The historic election in the U.S. which saw not only the election of Donald Trump as President, but a Republican dominated Congress, sets the stage for an uncertain month as OPEC members and Russia move towards a crucial meeting a month's end.
There's little doubt that should no limit in production be the outcome of the much anticipated gathering, oil will continue to founder and with it, the finances of many producing nations.
Adding to the opaque outlook is the direction the incoming Trump Administration will take on the energy file. If what the President-elect pledged during the campaign is correct, several takeaway's on energy will almost certainly affect oil's future.

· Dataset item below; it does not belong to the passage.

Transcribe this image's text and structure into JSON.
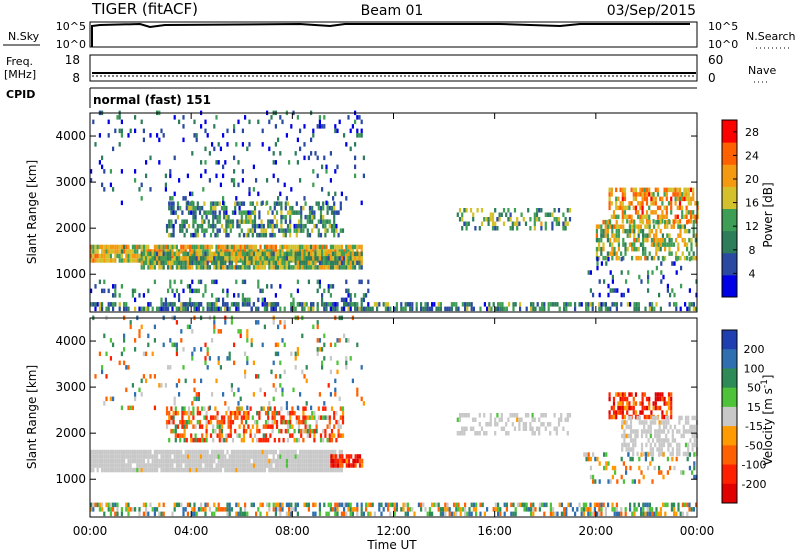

The first is the approval of the Keystone XL pipeline which originally met all rigorous requirements over several years, but was nevertheless blocked by President Obama on the basis this would lead to furthering CO2 emissions in Alberta. An expected speedy approval would also fulfill another promise by President-elect Trump to remove the U.S. from the Paris Accord aimed at reversing global output of C02 emissions argued to be the primary source of global warming.
As well one would expect re-emphasis on coal use, thus providing a reversal of that industry's sagging fortunes in the U.S. Add to this the renogotiation of the North American Free Trade Agreement between Canada, the U.S. and Mexico and what emerges is a reprioritization of the American and global markets over the near term.
This brings us back to OPEC which seems unable, two years on, to come to any form of agreement on curbing the world's growing oversupply. Ironically, the likelihood of a less engaged incoming US government might turn out to be a gift for producers as the shift away from climate change agreements will almost certainly put a damper on renewables and the generous support they receive due to administrative targets. This could well provide a short window for oil's recovery beginning in the second quarter of 2017.
While it is only conjecture at this early stage, bets on where crude is headed will remain uncertain for the time being, or at least until January 20, inauguration day in Washington.
In the meantime, who becomes Secretary for Energy, State and the Interior are among the top favourites on the Washington watch list.